Indeed, what we are doing right now is creating computers that store all our cultural information and also generate information in increasingly larger amounts. Is that the next step of the universal evolution? Are we going to continue to be part of the process, or will we be left behind?
Transhumanism is a modern philosophy that, based on this view of the Cosmos, proposes that we can find meaning in the future development of the human race. It hopes that we will walk hand-in-hand with computers instead of being replaced by them (Ray Kurzweil, The Singularity Is Near: When Humans Transcend Biology). We may be able to do that by linking our brains directly to a computer, perhaps eventually migrating our entire consciousness into a computer.
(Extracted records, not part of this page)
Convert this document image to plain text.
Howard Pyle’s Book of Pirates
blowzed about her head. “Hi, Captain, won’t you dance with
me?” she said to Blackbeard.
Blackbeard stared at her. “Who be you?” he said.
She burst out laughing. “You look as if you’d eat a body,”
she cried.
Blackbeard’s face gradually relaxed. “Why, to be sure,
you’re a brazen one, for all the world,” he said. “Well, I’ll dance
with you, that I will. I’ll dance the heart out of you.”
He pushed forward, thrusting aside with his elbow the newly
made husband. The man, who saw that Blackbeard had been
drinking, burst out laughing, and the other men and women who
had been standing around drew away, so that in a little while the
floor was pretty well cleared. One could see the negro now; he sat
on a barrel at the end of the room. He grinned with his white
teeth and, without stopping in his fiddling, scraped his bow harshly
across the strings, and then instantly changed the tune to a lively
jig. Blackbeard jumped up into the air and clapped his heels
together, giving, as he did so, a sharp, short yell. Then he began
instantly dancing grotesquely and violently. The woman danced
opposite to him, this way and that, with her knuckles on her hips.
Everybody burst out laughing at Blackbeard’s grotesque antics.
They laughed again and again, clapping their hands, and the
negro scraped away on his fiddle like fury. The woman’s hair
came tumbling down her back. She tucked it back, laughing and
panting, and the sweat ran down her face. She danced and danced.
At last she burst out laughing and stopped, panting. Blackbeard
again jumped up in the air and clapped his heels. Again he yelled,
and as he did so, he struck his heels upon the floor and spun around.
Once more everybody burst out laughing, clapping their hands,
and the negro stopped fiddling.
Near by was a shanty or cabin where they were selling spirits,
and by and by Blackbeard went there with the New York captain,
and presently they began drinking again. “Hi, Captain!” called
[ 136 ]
It is not that the Universe has meaning in itself. Is that we are able to find meaning when we contemplate how the Universe has been evolving to give rise to consciousness, intelligence and culture.
We humans are the ones who can assign value and beauty to things outside ourselves. We look at a crashing wave, at a snow-crested mountain, at a dolphin, and find those things beautiful. Likewise, we consider how stars smash atoms together, how planets are created from clouds of interstellar gas, how life arises and evolves, how consciousness emerges from complex nervous systems, and we are filled with awe.
We do not exist independently of the Cosmos, we are stardust that has gained consciousness. What we do in our lives, the destiny of Humanity, matters because it is part of this amazing cosmic play. We do not know where the Universe will go from here, but somehow we suspect it will very much be worth the ride.